Cinema – Literature – Sculpture and What’s Between Them, François Truffaut's Films as an Intertextual Cultual Space

Achinoam Berger, Dr. Aner Preminger

This article was submitted in Hebrew, please switch to the Hebrew section of the issue.

Abstract: Jules and Jim (Jules et Jim, 1961) and Two English Girls (Les Deux Anglaises et le Continent, 1971) are two films directed by François Truffaut, both adapted from autobiographical novels by Henri Pierre Roché. In both films the principal characters' occupations are related either to writing or to art, hence providing Truffaut with a fertile ground to include literary oeuvres as well as works of plastic art, thus generating a rich intertextual dialogue, which creates a multi-layer interpretation and expropriate the film from the narrow definition of "adaptation". Furthermore, both films evoke an inter-disciplinary discussion regarding the virtues and limits of each art, as well as its uniqueness, while examining the complex relationship between cinema and the more veteran arts, which preceded it. In this article we examine the complex intertextual dialogues and their vital contribution to interpretation, at different thematic and auto-poetic levels, in both films. The main intertexts discussed are: Balzac's short story Sarrasine (1830), three statues, each of which is a reference to a literary work: Venus Victrix by Pierre August Renoir; Balzac and The Kiss by August Rodin, and the classical myth of Pygmalion.

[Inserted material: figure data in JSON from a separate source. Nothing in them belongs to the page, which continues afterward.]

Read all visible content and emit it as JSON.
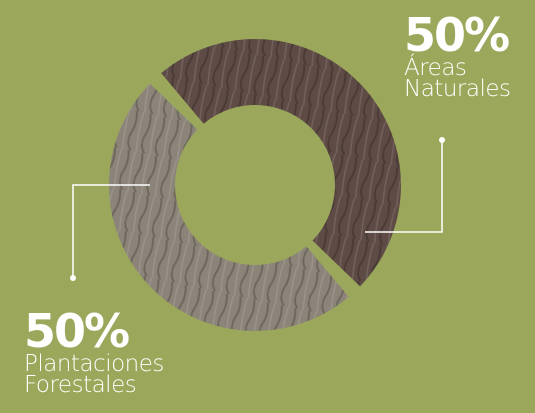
{
  "chart_data": {
    "type": "donut",
    "categories": [
      "Áreas Naturales",
      "Plantaciones Forestales"
    ],
    "values": [
      50,
      50
    ],
    "value_labels": [
      "50%",
      "50%"
    ],
    "colors": [
      "#5f4b45",
      "#8c8479"
    ]
  }
}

This article was submitted in Hebrew, please switch to the Hebrew section of the issue.

              

 


Achinoam Berger is an M.A. Student and teaching assistant at the department of General and Comparative Literature, Hebrew University, Jerusalem. Rector Award and Dean Scholarship for excellence. BSc. in Industrial Engineering from Tel-Aviv University. Lector at "Keter" Publishing.
Aner preminger is an independent filmmaker and a film scholar. Senior Lecturer, The Hebrew University, Jerusalem; Sapir Academic College. Director, producer and writer, since 1986. Among his films the two features: Blind Man's Bluff, The Last Resort.
Books: François Truffaut – The Man Who Loved Films, Hakibutz Hameuahad, Tel-Aviv University and Sapir Academic College Publication, 2006; Enchanted Screen: A chronology of media & language, The Open University, 1995.